Microgreens

Edited

Microgreens are the baby versions of leafy vegetables and herbs, harvested just after the first true leaves appear. Though tiny, they’re nutrient-dense and bursting with flavor, therefore perfect for adding a fresh, vibrant boost to salads, sandwiches, and other dishes.

Good to know

Microgreens grow quickly and are typically harvested all at once. They do not require thinning and are ready within just a few weeks of germination.

Because of their short growth cycle, they are an easy way to enjoy an early harvest while other plants continue to develop.

Key characteristics

  • Speedy harvest: They are ready for harvest within 15-21 days depending on the variety.

  • No thinning needed: Simply let them develop until harvest.

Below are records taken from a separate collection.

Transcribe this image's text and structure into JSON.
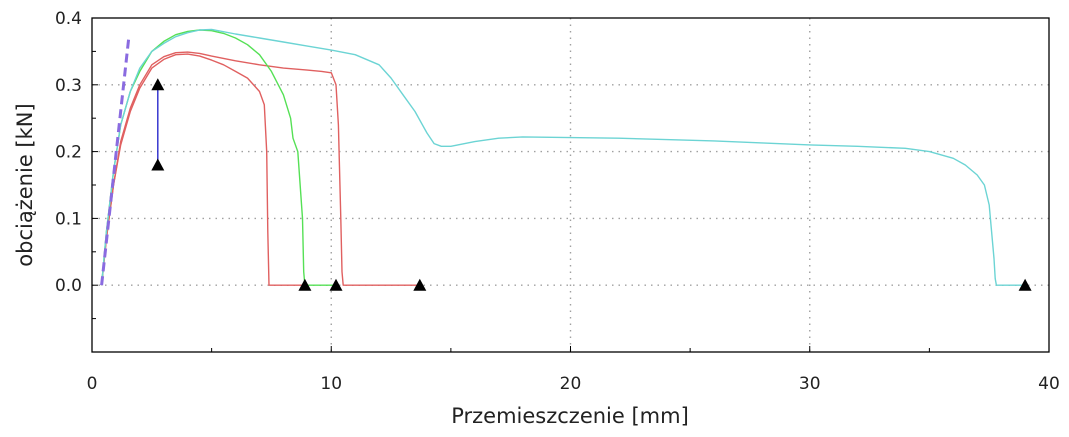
{
  "chart_data": {
    "type": "line",
    "xlabel": "Przemieszczenie [mm]",
    "ylabel": "obciążenie [kN]",
    "xlim": [
      0,
      40
    ],
    "ylim": [
      -0.1,
      0.4
    ],
    "xticks": [
      0,
      10,
      20,
      30,
      40
    ],
    "xtick_labels": [
      "0",
      "10",
      "20",
      "30",
      "40"
    ],
    "yticks": [
      0.0,
      0.1,
      0.2,
      0.3,
      0.4
    ],
    "ytick_labels": [
      "0.0",
      "0.1",
      "0.2",
      "0.3",
      "0.4"
    ],
    "grid": true,
    "series": [
      {
        "color": "#e06060",
        "x": [
          0.4,
          0.6,
          0.9,
          1.2,
          1.6,
          2.0,
          2.5,
          3.0,
          3.5,
          4.0,
          4.5,
          5.0,
          5.5,
          6.0,
          6.5,
          7.0,
          7.2,
          7.3,
          7.35,
          7.4,
          7.5,
          8.0,
          8.9
        ],
        "y": [
          0.0,
          0.07,
          0.15,
          0.21,
          0.26,
          0.295,
          0.325,
          0.338,
          0.345,
          0.346,
          0.343,
          0.337,
          0.33,
          0.32,
          0.31,
          0.29,
          0.27,
          0.2,
          0.08,
          0.0,
          0.0,
          0.0,
          0.0
        ]
      },
      {
        "color": "#e06060",
        "x": [
          0.4,
          0.6,
          0.9,
          1.2,
          1.6,
          2.0,
          2.5,
          3.0,
          3.5,
          4.0,
          4.5,
          5.0,
          6.0,
          7.0,
          8.0,
          9.0,
          9.6,
          10.0,
          10.2,
          10.3,
          10.4,
          10.45,
          10.5,
          10.6,
          11.0,
          12.0,
          13.0,
          13.7
        ],
        "y": [
          0.0,
          0.07,
          0.15,
          0.215,
          0.265,
          0.3,
          0.33,
          0.342,
          0.348,
          0.349,
          0.347,
          0.343,
          0.336,
          0.33,
          0.325,
          0.322,
          0.32,
          0.318,
          0.3,
          0.24,
          0.1,
          0.02,
          0.0,
          0.0,
          0.0,
          0.0,
          0.0,
          0.0
        ]
      },
      {
        "color": "#55e055",
        "x": [
          0.4,
          0.6,
          0.9,
          1.2,
          1.6,
          2.0,
          2.5,
          3.0,
          3.5,
          4.0,
          4.5,
          5.0,
          5.5,
          6.0,
          6.5,
          7.0,
          7.5,
          8.0,
          8.3,
          8.4,
          8.6,
          8.8,
          8.85,
          8.9,
          9.0,
          9.5,
          10.2
        ],
        "y": [
          0.0,
          0.08,
          0.17,
          0.24,
          0.29,
          0.32,
          0.35,
          0.365,
          0.375,
          0.38,
          0.382,
          0.381,
          0.377,
          0.37,
          0.36,
          0.345,
          0.32,
          0.285,
          0.25,
          0.22,
          0.2,
          0.1,
          0.02,
          0.0,
          0.0,
          0.0,
          0.0
        ]
      },
      {
        "color": "#6cd4d4",
        "x": [
          0.4,
          0.6,
          0.9,
          1.2,
          1.6,
          2.0,
          2.5,
          3.0,
          3.5,
          4.0,
          4.5,
          5.0,
          6.0,
          7.0,
          8.0,
          9.0,
          10.0,
          11.0,
          12.0,
          12.5,
          13.0,
          13.5,
          14.0,
          14.3,
          14.6,
          15.0,
          16.0,
          17.0,
          18.0,
          20.0,
          22.0,
          24.0,
          26.0,
          28.0,
          30.0,
          32.0,
          34.0,
          35.0,
          36.0,
          36.5,
          37.0,
          37.3,
          37.5,
          37.6,
          37.7,
          37.75,
          37.8,
          38.0,
          38.5,
          39.0
        ],
        "y": [
          0.0,
          0.08,
          0.17,
          0.24,
          0.29,
          0.325,
          0.35,
          0.362,
          0.372,
          0.378,
          0.382,
          0.383,
          0.376,
          0.37,
          0.364,
          0.358,
          0.352,
          0.345,
          0.33,
          0.31,
          0.285,
          0.26,
          0.228,
          0.212,
          0.208,
          0.208,
          0.215,
          0.22,
          0.222,
          0.221,
          0.22,
          0.218,
          0.216,
          0.213,
          0.21,
          0.208,
          0.205,
          0.2,
          0.19,
          0.18,
          0.165,
          0.15,
          0.12,
          0.08,
          0.04,
          0.01,
          0.0,
          0.0,
          0.0,
          0.0
        ]
      },
      {
        "color": "#2a2acc",
        "x": [
          2.75,
          2.75
        ],
        "y": [
          0.305,
          0.18
        ]
      }
    ],
    "reference_lines": [
      {
        "color": "#8a6be0",
        "style": "dashed",
        "x": [
          0.4,
          1.55
        ],
        "y": [
          0.0,
          0.375
        ]
      }
    ],
    "markers": {
      "shape": "triangle",
      "color": "#000000",
      "points": [
        {
          "x": 2.75,
          "y": 0.3
        },
        {
          "x": 2.75,
          "y": 0.18
        },
        {
          "x": 8.9,
          "y": 0.0
        },
        {
          "x": 10.2,
          "y": 0.0
        },
        {
          "x": 13.7,
          "y": 0.0
        },
        {
          "x": 39.0,
          "y": 0.0
        }
      ]
    }
  }
}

  • Harvesting: Use clean scissors to snip the stems just above the pod surface when the greens are 3-7 cm tall and have their first set of true leaves. Harvest the entire pod at once.

  • Switch to a new pod: After cutting, they will not regrow, so a new pod is needed for the next cycle.

What works well

Many leafy greens and herbs can be grown as microgreens. These varieties work especially well:

  • Arugula (peppery and bold), sprouts within 5-15 days

  • Pak choi (mild and crisp), sprouts in 5-15 days

  • Basil (Including vanilla basil, aromatic and sweet), sprouts in 10-20 days

  • Coriander (citrusy and fragrant), sprouts in 10-20 days

  • Raddish greens (spicy kick), sprouts in 7-21 days

  • Red cabbage (crunchy and colorful), not yet in our selection of plants

Microgreens are one of the fastest and easiest harvests you can grow in the cabinet. Within just a few weeks, you can enjoy fresh, homegrown greens that add color, texture, and flavor to your meals.